Una vez que Creb se unió a su hogar, su compañero se mostró más renuente aún a devolverla: Iza no era sólo curandera, era la mujer que cocinaba para Mog-ur. Si abandonaba Iza su hogar, Mog-ur también lo haría. Su compañero había imaginado que el resto del Clan pensaba que él estaba aprendiendo secretos del gran mago. En realidad, Creb nunca fue nada más que lo debidamente cortés mientras compartieron el mismo fuego, y en muchas ocasiones apenas se dignaba siquiera fijarse en el hombre. Especialmente, Iza estaba segura de ello, cuando Creb observaba una magulladura particularmente subida de color.

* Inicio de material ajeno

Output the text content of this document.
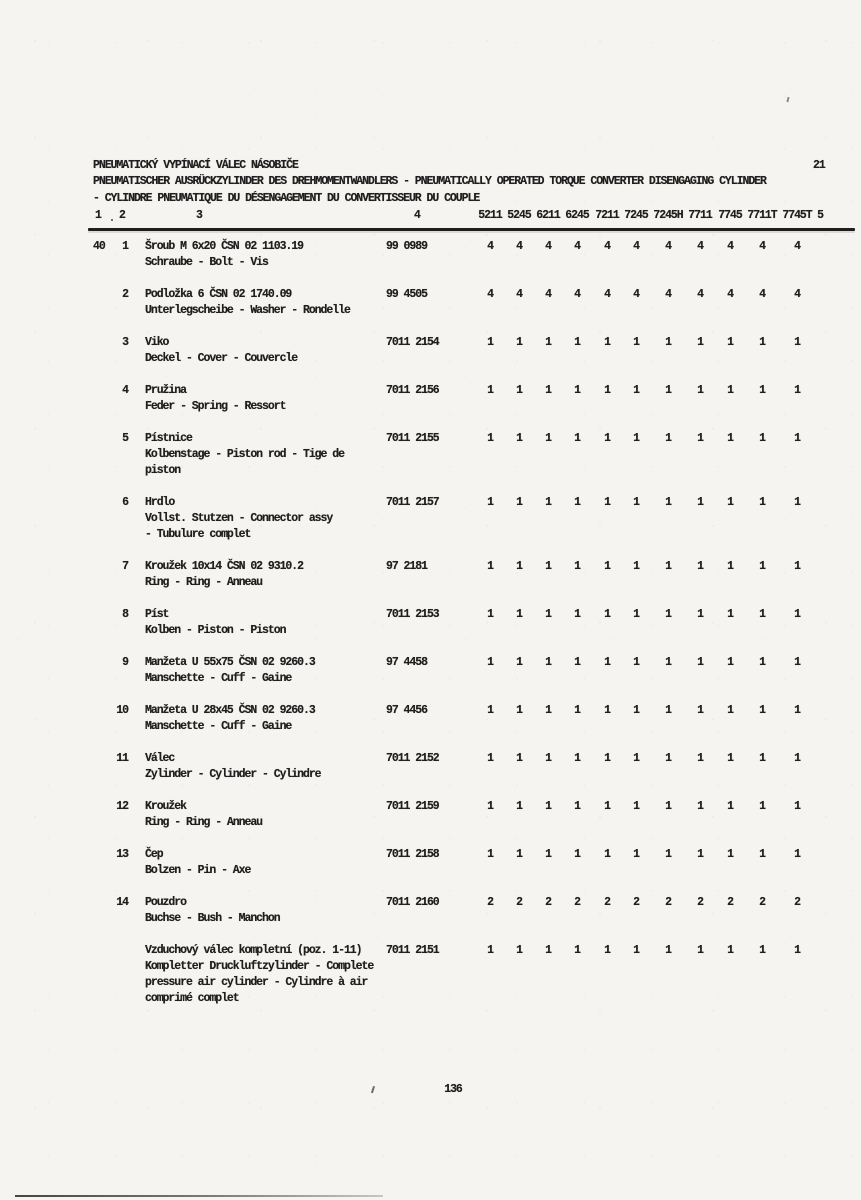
PNEUMATICKÝ VYPÍNACÍ VÁLEC NÁSOBIČE
PNEUMATISCHER AUSRÜCKZYLINDER DES DREHMOMENTWANDLERS - PNEUMATICALLY OPERATED TORQUE CONVERTER DISENGAGING CYLINDER
- CYLINDRE PNEUMATIQUE DU DÉSENGAGEMENT DU CONVERTISSEUR DU COUPLE
21
1 2	3	4	5211 5245 6211 6245 7211 7245 7245H 7711 7745 7711T 7745T 5
40	1 Šroub M 6x20 ČSN 02 1103.19
Schraube - Bolt - Vis
99 0989	4 4 4 4 4 4 4 4 4 4	4
2 Podložka 6 ČSN 02 1740.09
Unterlegscheibe - Washer - Rondelle
99 4505	4 4 4 4 4 4 4 4 4 4	4
3 Viko
Deckel - Cover - Couvercle
7011 2154	1 1 1 1 1 1 1 1 1 1	1
4 Pružina
Feder - Spring - Ressort
7011 2156	1 1 1 1 1 1 1 1 1 1	1
5 Pístnice
Kolbenstage - Piston rod - Tige de
piston
7011 2155	1 1 1 1 1 1 1 1 1 1	1
6 Hrdlo
Vollst. Stutzen - Connector assy
- Tubulure complet
7011 2157	1 1 1 1 1 1 1 1 1 1	1
7 Kroužek 10x14 ČSN 02 9310.2
Ring - Ring - Anneau
97 2181	1 1 1 1 1 1 1 1 1 1	1
8 Píst
Kolben - Piston - Piston
7011 2153	1 1 1 1 1 1 1 1 1 1	1
9 Manžeta U 55x75 ČSN 02 9260.3
Manschette - Cuff - Gaine
97 4458	1 1 1 1 1 1 1 1 1 1	1
10 Manžeta U 28x45 ČSN 02 9260.3
Manschette - Cuff - Gaine
97 4456	1 1 1 1 1 1 1 1 1 1	1
11 Válec
Zylinder - Cylinder - Cylindre
7011 2152	1 1 1 1 1 1 1 1 1 1	1
12 Kroužek
Ring - Ring - Anneau
7011 2159	1 1 1 1 1 1 1 1 1 1	1
13 Čep
Bolzen - Pin - Axe
7011 2158	1 1 1 1 1 1 1 1 1 1	1
14 Pouzdro
Buchse - Bush - Manchon
7011 2160	2 2 2 2 2 2 2 2 2 2	2
Vzduchový válec kompletní (poz. 1-11)
Kompletter Druckluftzylinder - Complete
pressure air cylinder - Cylindre à air
comprimé complet
7011 2151	1 1 1 1 1 1 1 1 1 1	1
136
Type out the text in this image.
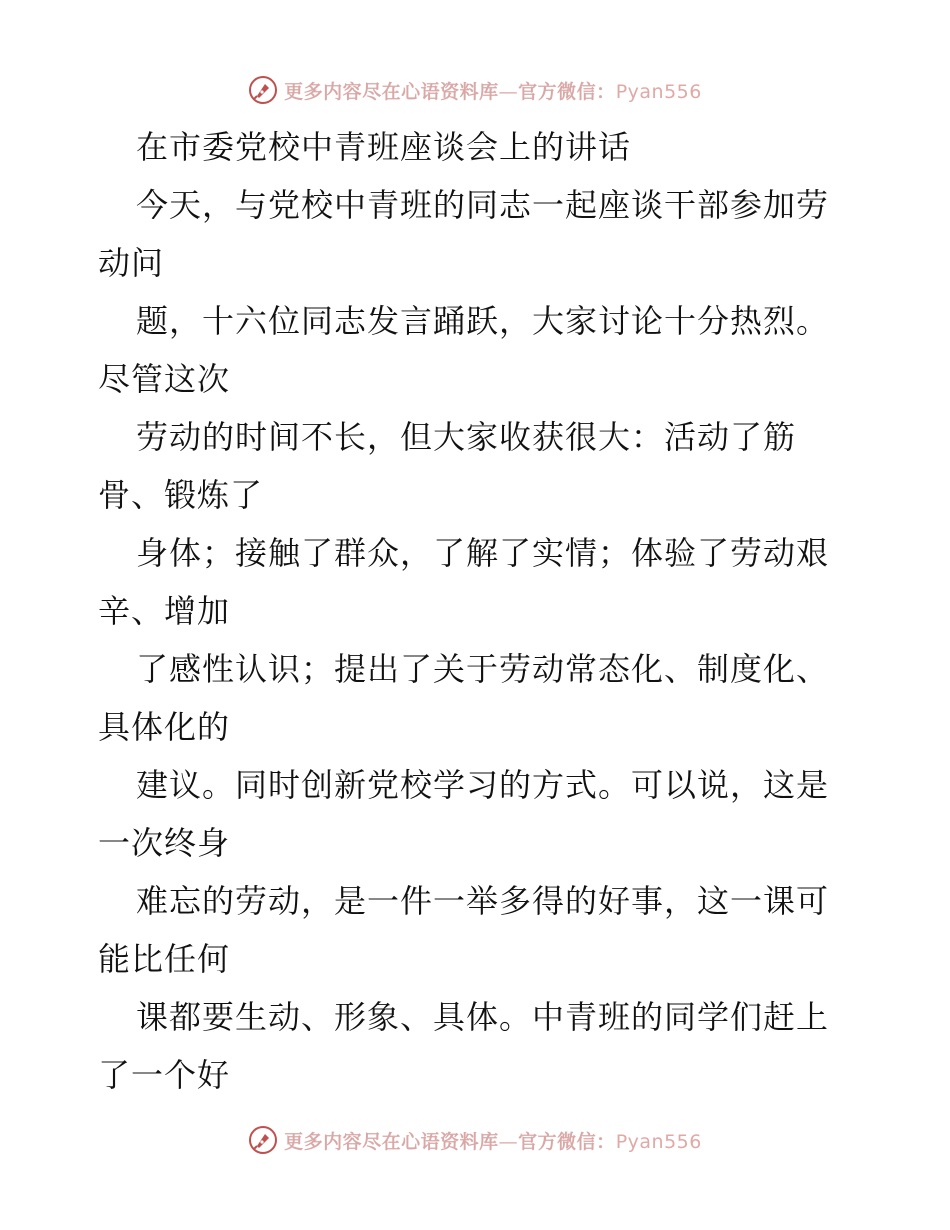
更多内容尽在心语资料库—官方微信：Pyan556
在市委党校中青班座谈会上的讲话
今天，与党校中青班的同志一起座谈干部参加劳
动问
题，十六位同志发言踊跃，大家讨论十分热烈。
尽管这次
劳动的时间不长，但大家收获很大：活动了筋
骨、锻炼了
身体；接触了群众，了解了实情；体验了劳动艰
辛、增加
了感性认识；提出了关于劳动常态化、制度化、
具体化的
建议。同时创新党校学习的方式。可以说，这是
一次终身
难忘的劳动，是一件一举多得的好事，这一课可
能比任何
课都要生动、形象、具体。中青班的同学们赶上
了一个好
更多内容尽在心语资料库—官方微信：Pyan556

A pesar de todas las palizas, Iza seguía haciendo uso de su magia botánica pero al sentirse embarazada, se resignó a su suerte. Algún espíritu había acabado por superar tanto a su tótem como a su magia. Quizá fuera el de él; pero Iza pensaba que si el principio vital del tótem de su compañero había prevalecido ¿por qué lo habría abandonado ese espíritu cuando se derrumbó la cueva? Le quedaba una última esperanza. Deseaba tener una hija, una niña que le hiciera perder algo de su estimación recién lograda, y además, una niña que transmitiera su linaje de curanderas, aun cuando había estado dispuesta a terminar su estirpe consigo antes de tener un hijo mientras viviera con su compañero. Si daba nacimiento a un hijo, su compañero se vería plenamente justificado; una niña dejaría todavía algo que desear. Ahora Iza deseaba una hija más que nunca... no ya para negarle un prestigio póstumo a su compañero, si no para poder vivir con Creb.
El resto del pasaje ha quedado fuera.